Treat that as “real” property, like yachts and houses and jewelry (and why not?) and suddenly the state has no budget problems at all. There are billions and billions here – and if it’s done right, it all comes from the 1 percent.
Just do what the feds do with the estate tax – exempt, say, the first $5 million in value – and even upper-middle-class people with nice retirement funds don’t pay. Just the very rich.
Florida used to do this. It’s been talked about in the state of Washington. Since economic inequality is based even more on the wealth gap than the income gap, it would be a direct attack on Trumpism.
I don’t know if there’s a single Democrat in Sacramento with the courage to bring this up, but there ought to be.
I’m sure I’m missing some ideas, but this list is worth far more than what Trump and the GOP is going to cut from SF, and would allow the city to prosper, take care of the most needy, and demonstrate that we believe that taxing the rich to provide services for the poor and encouraging economic equality is actually good for the economy.
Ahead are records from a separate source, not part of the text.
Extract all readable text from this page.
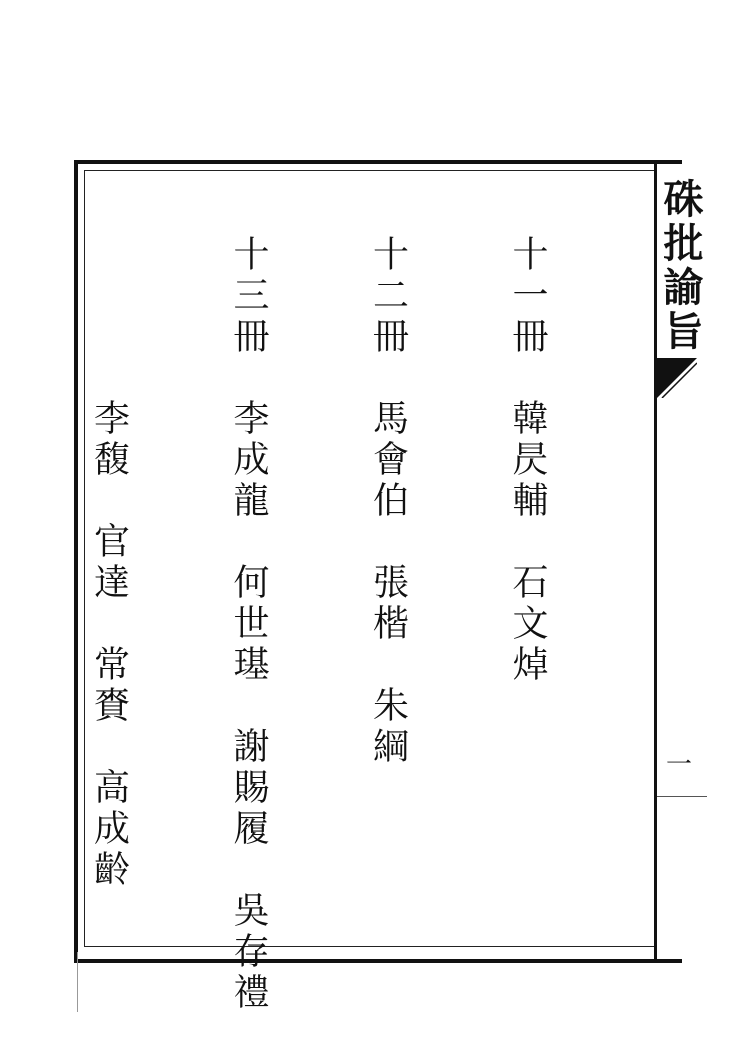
硃批諭旨
一

十一冊　韓昃輔　石文焯

十二冊　馬會伯　張楷　朱綱

十三冊　李成龍　何世璂　謝賜履　吳存禮

　　　　李馥　官達　常賚　高成齡
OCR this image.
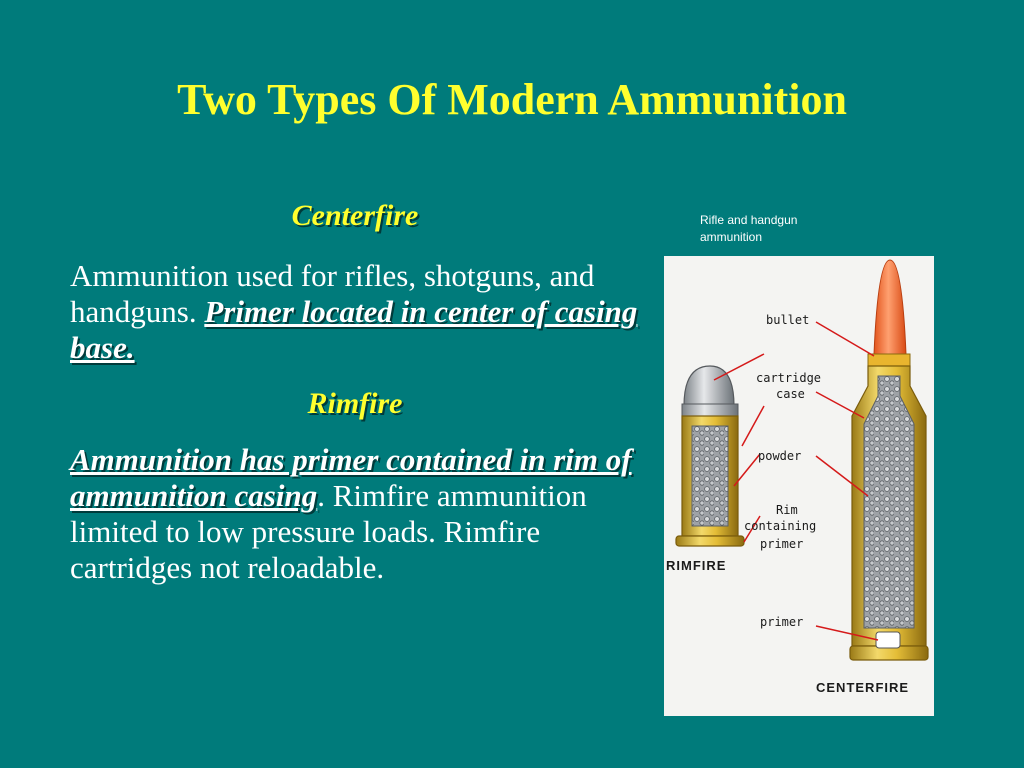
Two Types Of Modern Ammunition
Centerfire

Ammunition used for rifles, shotguns, and handguns. Primer located in center of casing base.

Rimfire

Ammunition has primer contained in rim of ammunition casing. Rimfire ammunition limited to low pressure loads. Rimfire cartridges not reloadable.

Rifle and handgun ammunition
bullet
cartridge
case
powder
Rim
containing
primer
primer
RIMFIRE
CENTERFIRE
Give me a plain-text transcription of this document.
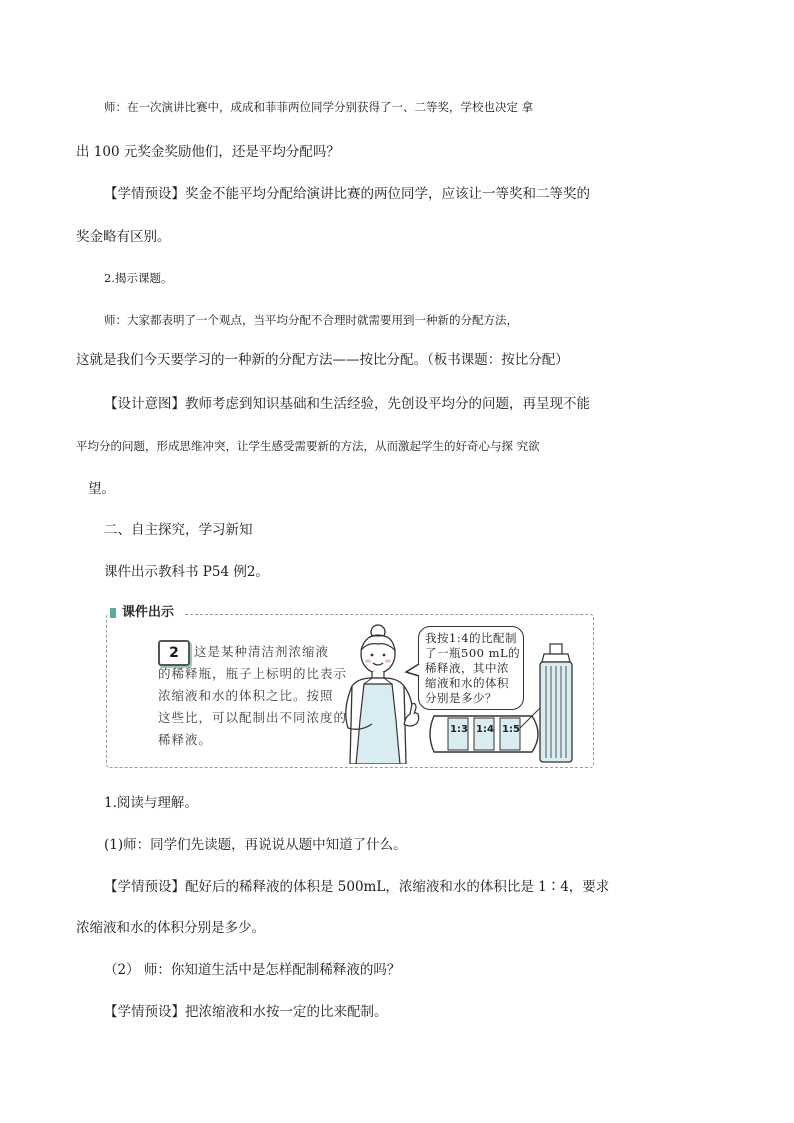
师：在一次演讲比赛中，成成和菲菲两位同学分别获得了一、二等奖，学校也决定 拿
出 100 元奖金奖励他们，还是平均分配吗？
【学情预设】奖金不能平均分配给演讲比赛的两位同学，应该让一等奖和二等奖的
奖金略有区别。
2.揭示课题。
师：大家都表明了一个观点，当平均分配不合理时就需要用到一种新的分配方法，
这就是我们今天要学习的一种新的分配方法——按比分配。（板书课题：按比分配）
【设计意图】教师考虑到知识基础和生活经验，先创设平均分的问题，再呈现不能
平均分的问题，形成思维冲突，让学生感受需要新的方法，从而激起学生的好奇心与探 究欲
望。
二、自主探究，学习新知
课件出示教科书 P54 例2。
课件出示
2	这是某种清洁剂浓缩液
的稀释瓶，瓶子上标明的比表示
浓缩液和水的体积之比。按照
这些比，可以配制出不同浓度的
稀释液。
我按1:4的比配制
了一瓶500 mL的
稀释液，其中浓
缩液和水的体积
分别是多少？
1:3 1:4 1:5
1.阅读与理解。
(1)师：同学们先读题，再说说从题中知道了什么。
【学情预设】配好后的稀释液的体积是 500mL，浓缩液和水的体积比是 1∶4，要求
浓缩液和水的体积分别是多少。
（2） 师：你知道生活中是怎样配制稀释液的吗？
【学情预设】把浓缩液和水按一定的比来配制。
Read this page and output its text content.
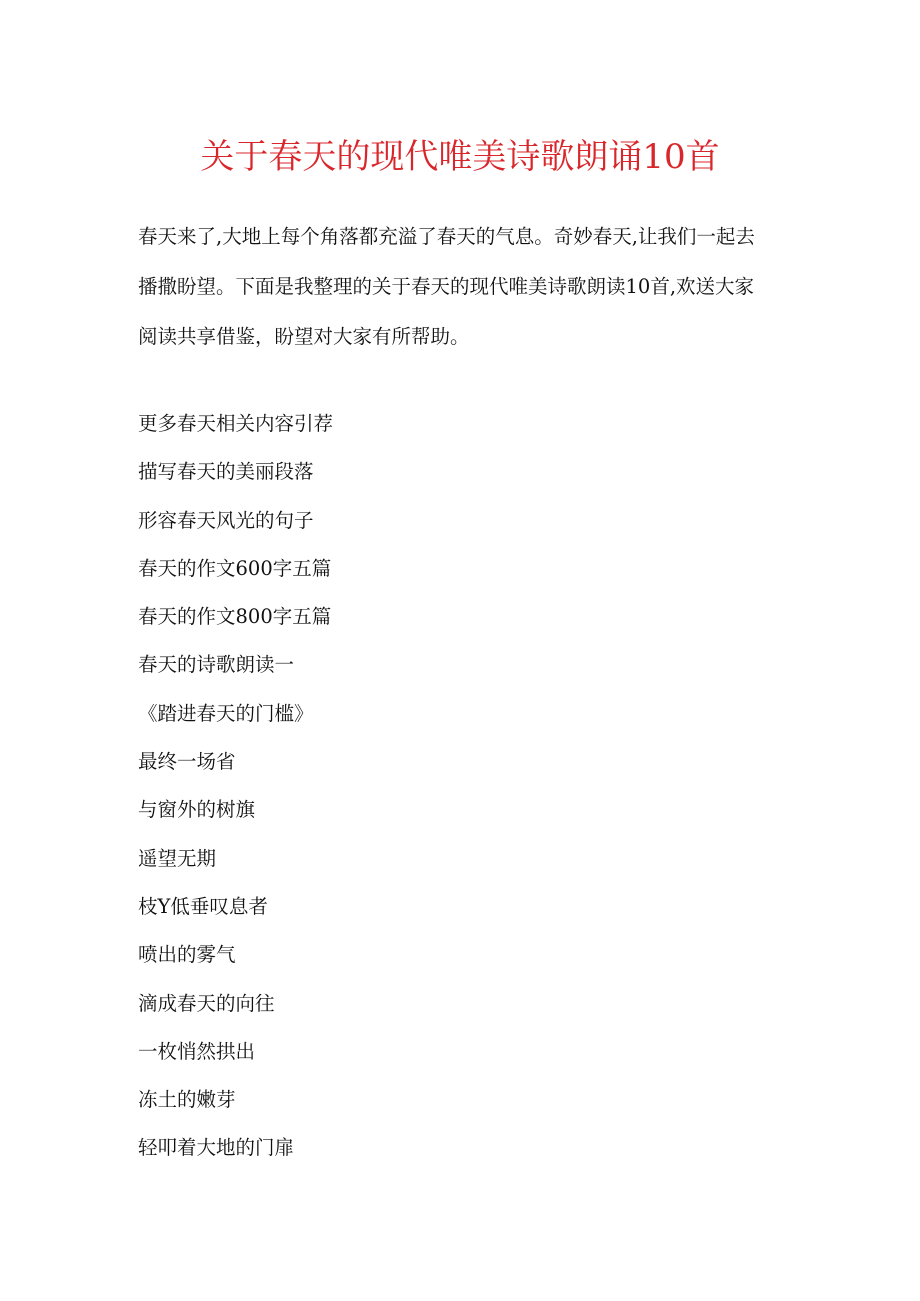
关于春天的现代唯美诗歌朗诵10首

春天来了,大地上每个角落都充溢了春天的气息。奇妙春天,让我们一起去
播撒盼望。下面是我整理的关于春天的现代唯美诗歌朗读10首,欢送大家
阅读共享借鉴，盼望对大家有所帮助。

更多春天相关内容引荐
描写春天的美丽段落
形容春天风光的句子
春天的作文600字五篇
春天的作文800字五篇
春天的诗歌朗读一
《踏进春天的门槛》
最终一场省
与窗外的树旗
遥望无期
枝Y低垂叹息者
喷出的雾气
滴成春天的向往
一枚悄然拱出
冻土的嫩芽
轻叩着大地的门扉
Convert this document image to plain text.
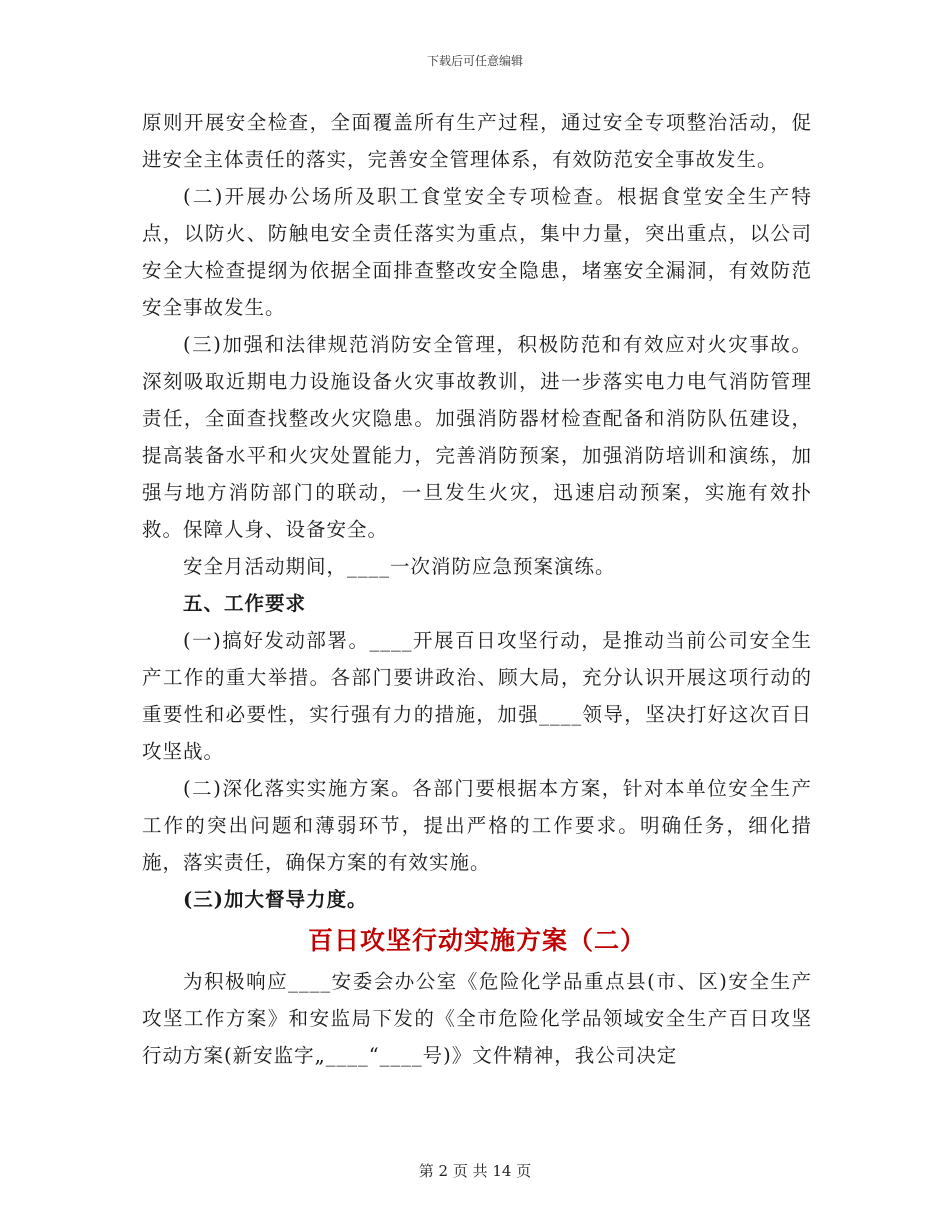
下载后可任意编辑

原则开展安全检查，全面覆盖所有生产过程，通过安全专项整治活动，促进安全主体责任的落实，完善安全管理体系，有效防范安全事故发生。

(二)开展办公场所及职工食堂安全专项检查。根据食堂安全生产特点，以防火、防触电安全责任落实为重点，集中力量，突出重点，以公司安全大检查提纲为依据全面排查整改安全隐患，堵塞安全漏洞，有效防范安全事故发生。

(三)加强和法律规范消防安全管理，积极防范和有效应对火灾事故。深刻吸取近期电力设施设备火灾事故教训，进一步落实电力电气消防管理责任，全面查找整改火灾隐患。加强消防器材检查配备和消防队伍建设，提高装备水平和火灾处置能力，完善消防预案，加强消防培训和演练，加强与地方消防部门的联动，一旦发生火灾，迅速启动预案，实施有效扑救。保障人身、设备安全。

安全月活动期间，____一次消防应急预案演练。

五、工作要求

(一)搞好发动部署。____开展百日攻坚行动，是推动当前公司安全生产工作的重大举措。各部门要讲政治、顾大局，充分认识开展这项行动的重要性和必要性，实行强有力的措施，加强____领导，坚决打好这次百日攻坚战。

(二)深化落实实施方案。各部门要根据本方案，针对本单位安全生产工作的突出问题和薄弱环节，提出严格的工作要求。明确任务，细化措施，落实责任，确保方案的有效实施。

(三)加大督导力度。

百日攻坚行动实施方案（二）

为积极响应____安委会办公室《危险化学品重点县(市、区)安全生产攻坚工作方案》和安监局下发的《全市危险化学品领域安全生产百日攻坚行动方案(新安监字„____“____号)》文件精神，我公司决定

第 2 页 共 14 页
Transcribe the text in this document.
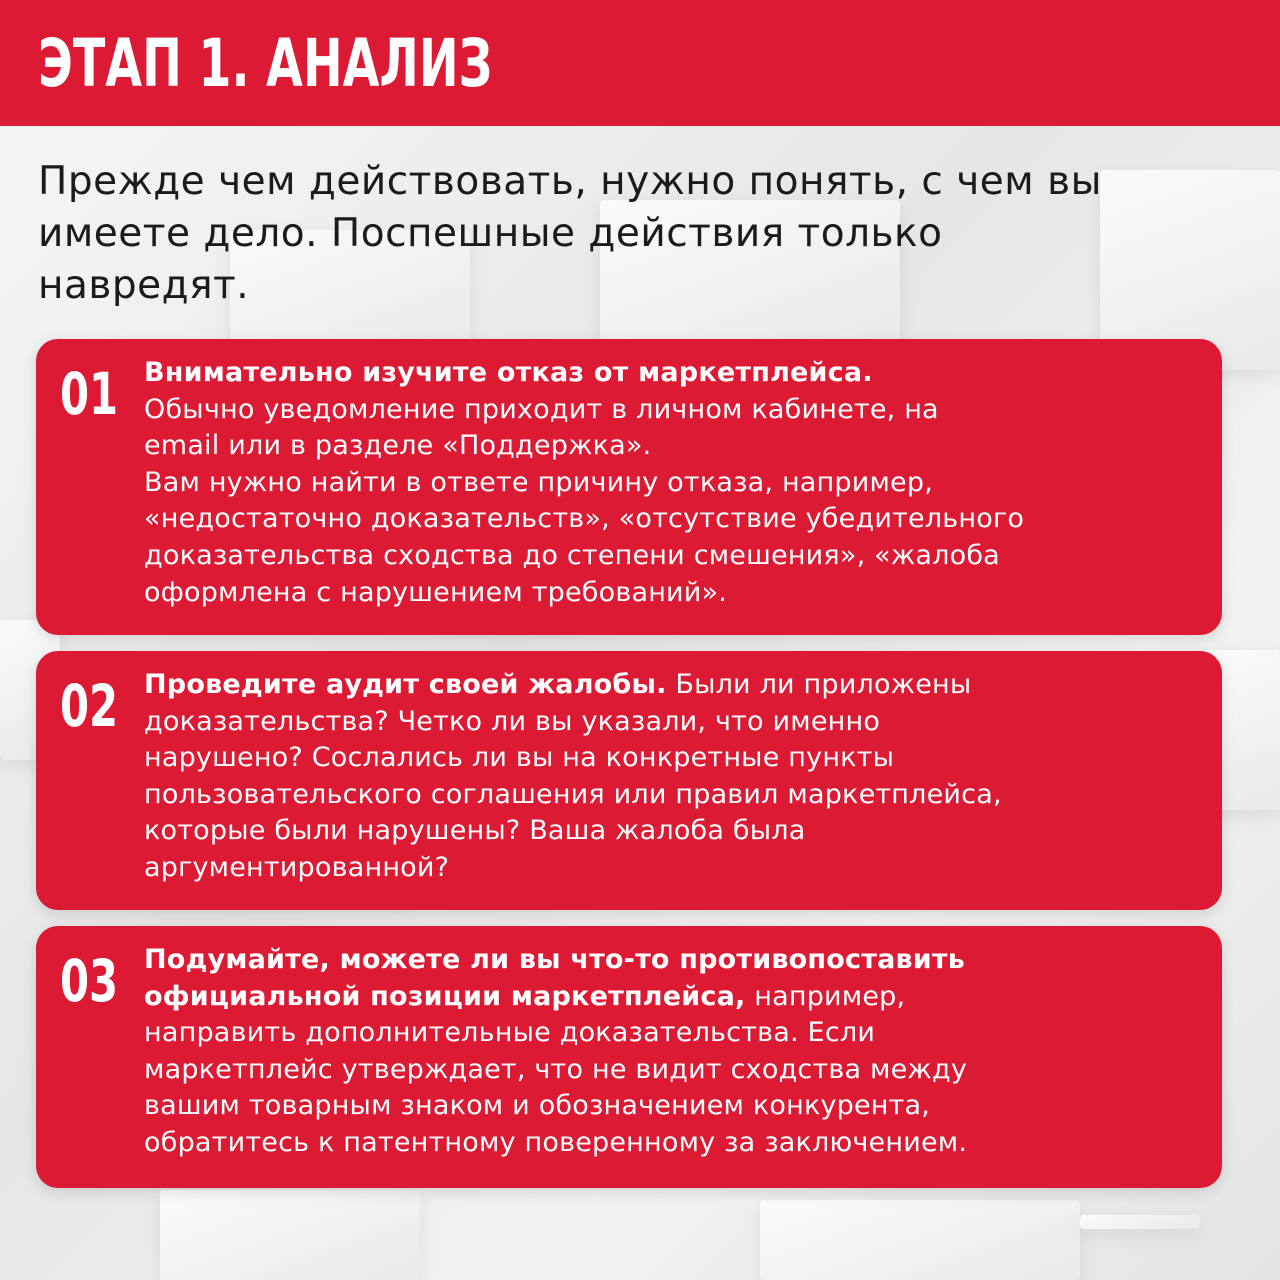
ЭТАП 1. АНАЛИЗ

Прежде чем действовать, нужно понять, с чем вы
имеете дело. Поспешные действия только
навредят.

01 Внимательно изучите отказ от маркетплейса.
Обычно уведомление приходит в личном кабинете, на
email или в разделе «Поддержка».
Вам нужно найти в ответе причину отказа, например,
«недостаточно доказательств», «отсутствие убедительного
доказательства сходства до степени смешения», «жалоба
оформлена с нарушением требований».

02 Проведите аудит своей жалобы. Были ли приложены
доказательства? Четко ли вы указали, что именно
нарушено? Сослались ли вы на конкретные пункты
пользовательского соглашения или правил маркетплейса,
которые были нарушены? Ваша жалоба была
аргументированной?

03 Подумайте, можете ли вы что-то противопоставить
официальной позиции маркетплейса, например,
направить дополнительные доказательства. Если
маркетплейс утверждает, что не видит сходства между
вашим товарным знаком и обозначением конкурента,
обратитесь к патентному поверенному за заключением.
I am open to all other ideas; please send them to me if you have them.
Much of this would have to go on the ballot, possibly in a special election, and it’s hard to get the voters to approve taxes. But maybe if all 11 supes and the mayor and the Democratic Party and every other civic institution that claims to want to fight Trump supported it — and the tech moguls and our great Democratic Party donors who who claim they want to fight Trump kicked in the money it would take for an effective campaign, and Rep. Nancy Pelosi, who has raised like half a billion dollars to elect Democrats to Congress, helped — we could do it.
This is San Francisco. We believe as liberal Democrats that the post-War model of high progressive taxes, union representation, economic equality, and a strong middle class was the best thing that ever happened to the US economy. We know that the neo-liberal model of tax cuts for the rich, privatization of public services, and austerity for the poor and working class was a demonstrable failure.
We all agree on that, right?
So let’s fight Trump by challenging his agenda, radically, right here in SF.
Or are we really Democrats? Do we really want to take on Trumpism – if it means offending our own local rich people and big corporations?
That’s what I want to see City Hall answer in 2017.